Osservando con doverosa attenzione la carriera dei Gallagher, non si tratta di una svolta totalmente inattesa. Già con Be here now, sfortunato episodio che la band non perde occasione di rinnegare (ingiustamente, a mio avviso), il songwriting di Noel aveva introdotto elementi che Dig out you soul riprende e, ovviamente, migliora, come la lunghezza dei brani e la sovrapposizione di numerosi soggetti musicali (tra i quali, l’adozione massiccia del synth e della più generale strumentazione elettronica): se il wall of sound del lontano 1998 rischiava di essere alle volte confuso e fastidioso, quello di una decade dopo è assolutamente ben organizzato ed ogni singolo elemento partecipa in maniera coerente e puntuale a creare una precisa atmosfera, la cui ripetitività e le cui distorsioni sono certamente da imputarsi ad un’evidente volontà di psichedelia; allo stesso modo, le tracce di quest’ultimo lavoro non si producono in superflui e noiosi prolungamenti pur di aumentare in maniera esponenziale il loro minutaggio, caratteristica che il più delle volte indisponeva all’ascolto di brani pur sempre validi quali D’you know what I mean o All around the world, ma aprono e soprattutto chiudono con sezioni strumentali ragionate ed assolutamente ben fatte (The turning, la stessa The shock of lighting).

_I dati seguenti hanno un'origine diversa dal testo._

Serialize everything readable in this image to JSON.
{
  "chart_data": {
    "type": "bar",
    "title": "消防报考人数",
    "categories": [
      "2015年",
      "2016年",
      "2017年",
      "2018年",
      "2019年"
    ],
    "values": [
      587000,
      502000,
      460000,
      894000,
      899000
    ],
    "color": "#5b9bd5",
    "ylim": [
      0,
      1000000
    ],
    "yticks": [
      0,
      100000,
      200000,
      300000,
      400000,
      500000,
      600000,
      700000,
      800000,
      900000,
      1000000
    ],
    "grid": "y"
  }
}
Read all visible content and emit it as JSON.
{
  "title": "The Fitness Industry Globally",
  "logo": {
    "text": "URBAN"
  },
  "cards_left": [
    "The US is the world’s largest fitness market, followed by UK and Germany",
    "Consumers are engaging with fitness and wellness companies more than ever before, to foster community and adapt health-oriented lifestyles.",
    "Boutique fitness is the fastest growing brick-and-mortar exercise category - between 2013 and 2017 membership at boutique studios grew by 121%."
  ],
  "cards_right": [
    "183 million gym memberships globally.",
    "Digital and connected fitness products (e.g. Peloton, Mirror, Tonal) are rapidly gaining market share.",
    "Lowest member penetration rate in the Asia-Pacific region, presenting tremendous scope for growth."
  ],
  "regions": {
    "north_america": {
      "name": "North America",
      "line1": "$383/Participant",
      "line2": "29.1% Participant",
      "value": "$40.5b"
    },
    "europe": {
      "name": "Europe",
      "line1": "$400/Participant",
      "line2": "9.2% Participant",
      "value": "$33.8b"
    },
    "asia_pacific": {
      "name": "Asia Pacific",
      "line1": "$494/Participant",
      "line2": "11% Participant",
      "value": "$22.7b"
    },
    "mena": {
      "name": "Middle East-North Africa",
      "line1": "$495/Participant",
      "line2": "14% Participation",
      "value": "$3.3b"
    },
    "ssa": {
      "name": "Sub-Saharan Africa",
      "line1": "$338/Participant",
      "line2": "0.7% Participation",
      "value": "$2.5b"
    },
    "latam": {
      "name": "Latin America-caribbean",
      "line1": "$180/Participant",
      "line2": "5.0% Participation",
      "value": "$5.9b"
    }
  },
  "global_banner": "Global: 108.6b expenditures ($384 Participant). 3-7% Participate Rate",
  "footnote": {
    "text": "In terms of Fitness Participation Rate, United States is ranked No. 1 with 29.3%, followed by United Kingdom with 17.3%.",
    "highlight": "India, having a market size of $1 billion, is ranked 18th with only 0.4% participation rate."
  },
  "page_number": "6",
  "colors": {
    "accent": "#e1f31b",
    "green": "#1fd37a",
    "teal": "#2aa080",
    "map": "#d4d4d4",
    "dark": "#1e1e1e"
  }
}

Dal punto di vista prettamente strumentale, inoltre, gli Oasis recuperano gran parte delle caratteristiche già introdotte da Heathen chemistry, soprattutto per l’impostazione della batteria e l’utilizzo pressoché costante dei piatti, e da Don’t believe the truth, che, alla luce del capitolo successivo, deve indubbiamente essere rivalutato: riff brucianti, schitarrate potenti e mai usurate, stilemi vocali ormai consolidati ma tirati perfettamente a lucido (spaventosi i miglioramenti delle capacità interpretative di Noel nella psico-folk High horse lady o nella cadenzata Waiting for the rapture, che ricorda molto da vicino The importance of being idle; mai così graffianti gli strascichi vocali di Liam nella vigorosa Bag it up, che inizialmente avrebbe dovuto essere anche il titolo dell’album, o nell’ottimo singolo The shock of lighting), senza tralasciare l’utilizzo mai banale degli strumenti acustici, essenzialmente chitarra e pianoforte (si pensi alla suggestiva I’m outta time, che si spegne con un delizioso omaggio “campionato” al mito John Lennon, o alle soffici tastiere di The turning) ma anche gli enigmatici tamburelli, già ampiamente sfruttati proprio in Heathen chemistry (altro album spesso e giustamente criticato, non fosse per quei 2 gioielli tipicamente d’oltremanica che sono Little by little e Stop cryin’ you heart out).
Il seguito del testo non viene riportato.